To bring the design system effort accessible across the whole org and externally, I built and shipped design.alchemy.com to serve as our central brand resource. Everything in one place, synced with Figma so it's always up to date.
A system is only as successful as its adoption rate, so I was thrilled to watch design.alchemy.com become sticky across teams.
Account Kit Launch (Smart Wallets)
When we were gearing up to launch Account Kit / Modular Accounts, I had only one week to:
Create a subbrand
Design and build its landing page
Lead vision and execute on the social assets for launch day
All solo.

This was Alchemy's Smart Wallet effort, where we competed against companies such as Privy and Dynamic. Our edge is that we offer the full toolkit: from bundling transactions to gas sponsorship and more.
On such a tight deadline, we decided to go for a visual direction that was different than our competitors - something that would make someone stop scrolling on X and ask, "Wait, what's that?" and rectify the impact on our brand identity later.

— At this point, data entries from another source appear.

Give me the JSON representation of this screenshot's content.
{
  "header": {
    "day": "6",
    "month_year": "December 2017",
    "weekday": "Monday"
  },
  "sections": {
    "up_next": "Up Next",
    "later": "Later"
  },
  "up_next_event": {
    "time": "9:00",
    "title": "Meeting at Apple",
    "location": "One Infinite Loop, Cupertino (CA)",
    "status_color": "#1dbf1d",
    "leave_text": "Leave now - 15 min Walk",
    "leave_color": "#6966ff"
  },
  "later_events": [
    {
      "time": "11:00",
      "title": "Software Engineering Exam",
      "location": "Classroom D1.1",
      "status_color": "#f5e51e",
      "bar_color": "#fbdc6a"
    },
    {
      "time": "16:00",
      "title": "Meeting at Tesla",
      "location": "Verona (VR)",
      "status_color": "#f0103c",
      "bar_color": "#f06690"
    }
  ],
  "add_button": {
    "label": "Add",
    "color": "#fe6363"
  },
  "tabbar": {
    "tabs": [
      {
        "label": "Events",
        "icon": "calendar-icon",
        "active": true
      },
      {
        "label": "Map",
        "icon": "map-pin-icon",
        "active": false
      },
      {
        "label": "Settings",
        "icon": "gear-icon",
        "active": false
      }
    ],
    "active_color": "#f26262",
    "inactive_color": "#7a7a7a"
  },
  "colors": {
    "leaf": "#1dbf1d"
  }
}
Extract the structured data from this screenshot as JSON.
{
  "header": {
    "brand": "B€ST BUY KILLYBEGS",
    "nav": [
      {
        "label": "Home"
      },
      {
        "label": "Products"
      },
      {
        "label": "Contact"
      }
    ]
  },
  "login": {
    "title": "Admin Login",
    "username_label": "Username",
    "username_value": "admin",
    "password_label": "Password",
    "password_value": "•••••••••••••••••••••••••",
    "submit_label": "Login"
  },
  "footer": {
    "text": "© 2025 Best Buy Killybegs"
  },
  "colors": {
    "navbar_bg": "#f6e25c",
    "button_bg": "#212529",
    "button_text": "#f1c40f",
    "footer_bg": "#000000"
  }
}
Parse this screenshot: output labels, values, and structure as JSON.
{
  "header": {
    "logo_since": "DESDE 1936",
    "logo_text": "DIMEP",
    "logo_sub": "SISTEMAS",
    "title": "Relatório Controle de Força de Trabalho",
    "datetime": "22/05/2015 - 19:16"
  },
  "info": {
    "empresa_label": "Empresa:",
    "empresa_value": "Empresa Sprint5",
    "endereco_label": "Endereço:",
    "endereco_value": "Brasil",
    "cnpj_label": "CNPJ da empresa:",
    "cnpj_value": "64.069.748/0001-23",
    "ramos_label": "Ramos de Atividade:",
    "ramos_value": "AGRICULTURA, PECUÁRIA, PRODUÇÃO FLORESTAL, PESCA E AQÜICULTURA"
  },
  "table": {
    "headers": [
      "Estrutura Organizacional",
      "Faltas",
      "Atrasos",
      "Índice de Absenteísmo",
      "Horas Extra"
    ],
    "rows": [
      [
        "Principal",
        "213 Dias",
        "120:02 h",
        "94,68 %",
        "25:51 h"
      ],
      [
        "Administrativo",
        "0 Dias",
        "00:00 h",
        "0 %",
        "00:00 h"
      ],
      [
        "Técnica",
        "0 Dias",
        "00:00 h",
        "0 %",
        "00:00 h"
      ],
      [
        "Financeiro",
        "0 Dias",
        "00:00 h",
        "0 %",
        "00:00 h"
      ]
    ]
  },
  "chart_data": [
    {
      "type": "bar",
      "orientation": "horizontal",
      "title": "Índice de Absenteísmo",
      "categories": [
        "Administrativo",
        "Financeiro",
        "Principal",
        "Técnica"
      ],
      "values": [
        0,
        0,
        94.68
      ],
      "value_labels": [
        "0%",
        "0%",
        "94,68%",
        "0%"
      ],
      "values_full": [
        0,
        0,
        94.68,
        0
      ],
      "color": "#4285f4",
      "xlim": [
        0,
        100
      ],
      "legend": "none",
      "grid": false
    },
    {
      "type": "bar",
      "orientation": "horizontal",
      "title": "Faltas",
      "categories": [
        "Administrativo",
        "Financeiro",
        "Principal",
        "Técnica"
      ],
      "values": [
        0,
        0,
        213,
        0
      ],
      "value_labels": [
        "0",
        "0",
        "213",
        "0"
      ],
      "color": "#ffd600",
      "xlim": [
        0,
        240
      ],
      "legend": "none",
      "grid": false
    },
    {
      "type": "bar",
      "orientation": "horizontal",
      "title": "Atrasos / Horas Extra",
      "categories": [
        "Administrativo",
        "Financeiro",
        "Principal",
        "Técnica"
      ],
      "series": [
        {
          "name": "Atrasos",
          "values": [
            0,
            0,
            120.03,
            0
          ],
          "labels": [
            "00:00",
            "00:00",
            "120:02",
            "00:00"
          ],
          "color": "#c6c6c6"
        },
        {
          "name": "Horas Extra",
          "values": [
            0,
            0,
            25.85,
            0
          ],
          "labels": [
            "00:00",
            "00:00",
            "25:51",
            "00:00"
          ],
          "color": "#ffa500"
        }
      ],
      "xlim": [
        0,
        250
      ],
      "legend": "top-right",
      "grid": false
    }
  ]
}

I'm usually averse to such brand debt, but there was more risk in not moving quickly.
One of my favorite parts was designing our partnership social images for the Modular Account part of the launch. I made custom 3D graphics for each partner logo and composited them with our announcement.

For launch day, I got the company (across both SF/NY offices + remote!) to dress in pink/orange.

Something I'd do differently is work on the Alchemical Table sooner; subbrand design debt is particularly challenging to address without leading with a cohesive vision, and the risk to brand awareness is high.
Docs redesign

One of my last big projects at Alchemy was rebuilding our documentation site to better serve developers and drive adoption.
Our existing docs site hadn't kept up with our pace of shipping new product lines and had critical UX problems around information architecture.
We decided to expand the project to include some design TLC as well.


This was a large-scale project involving multiple teams, so I knew it was critical that the design workshops be highly collaborative. From jam sessions to formal design reviews, teams across design, eng, and customer success came together to serve the best possible experience for our developers.

While I left shortly after launch, early signals were promising:
Positive developer feedback in user testing sessions
Developers reported finding what they needed faster
Asset Generator

One major opportunity was to address the bottleneck of never-ending, last-minute social image requests.
I decided to build my own tool: Asset Generator. This unlocked Marketing, generating dozens of on-brand variations in minutes rather than waiting days for designer availability.
The shipping velocity of on-brand social images increased significantly, allowing me to focus on strategic work.

Collaboration
Working at Alchemy taught me that the best design work happens through collaboration, not isolation.
I learned to:
Create a brand identity that transcends just looking cool
Create systems that empower teams rather than create dependencies on designers
Move fast without sacrificing quality
Design with an incredible amount of esoteric crypto knowledge floating around in my brain
These projects succeeded because I worked alongside talented people who challenged my thinking and made the work better (and, honestly, more fun).